The variant was transmitted to all the five studied variant carriers by a same common ancestor who lived about 225 years ago, that is, in the second half of the eighteenth century, with a large range due to the small sample size. It is possible that the variant appeared earlier in the population but remains at very low frequency. Indeed, the method we used to estimate variant age provides an estimate of the time since the most recent common ancestor of variant carriers and not the time since the variant first appeared. It is possible that the mutation leading to the studied variant took place earlier and the estimate of nine generations ago is in fact the age estimate of a population bottleneck that occurred in the population. This bottleneck would then have created a genetic pattern that makes it look as though the mutation was first introduced into the population nine generations ago. Interestingly, there is evidence that for many centuries and up to 1900, malaria secondary to different species of Plasmodium (vivax, falciparum) was present all over Europe and Africa from Scandinavia to South Africa.[18] There are several reports of β-thalassemia variants in patients from Northern Europe with no known ancestry in regions where thalassemia is endemic,[7, 8, 9] but so far it cannot be ruled out that these variants might have been introduced by recent migrations from regions where β-thalassemia variants are frequent. There are some reports showing that, in the Nord-Pas-de-Calais region, swamps were present until the end of the nineteenth century, and malaria was prevalent.[19] As heterozygosity for β-thalassaemia is thought to provide some protection against death from malaria, it is possible that about 200 years ago a particularly severe malaria epidemic took place and gave a selective advantage to heterozygous variant carriers. However, given the short timescale (nine generations) and the fact that the speculated selective pressure is no longer present in the population, it is very difficult to draw any conclusion regarding the possible role of selection in the spread of this variant.

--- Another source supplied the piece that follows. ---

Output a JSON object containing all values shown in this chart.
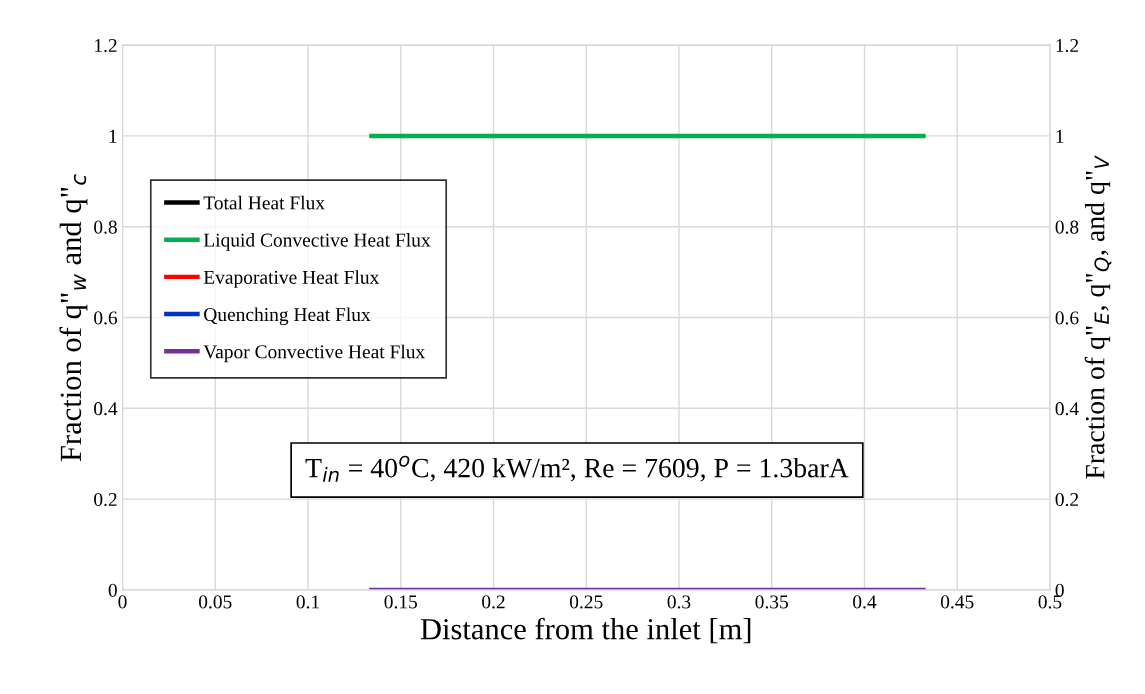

Moreover, the Northern extension of the area where malaria was present in the past is not well known, and thus the question of the relevance of determining the ethnic origin of the mutation carriers to study the relationship between malaria and β-globin could be raised. Although there have been several reports of variants of the β-globin genes found in patients living in the North of Europe and with no known ancestry in regions where thalassemia is endemic, to our knowledge, ancestry-informative markers spanning different genomic regions have not been used so far to confirm the origin of patients. This is, to our knowledge, the first work where the ethnic origin of mutation carriers is studied using ancestry-informative markers, and we hope it could open up the way to other similar studies that may collectively help resolve the question of the relationship between malaria and β-globin. In particular, studies with ancestry-informative markers on erythrocyte genetic disorders in geographical areas where malaria exerts a more significant selective pressure could really be helpful in the debate.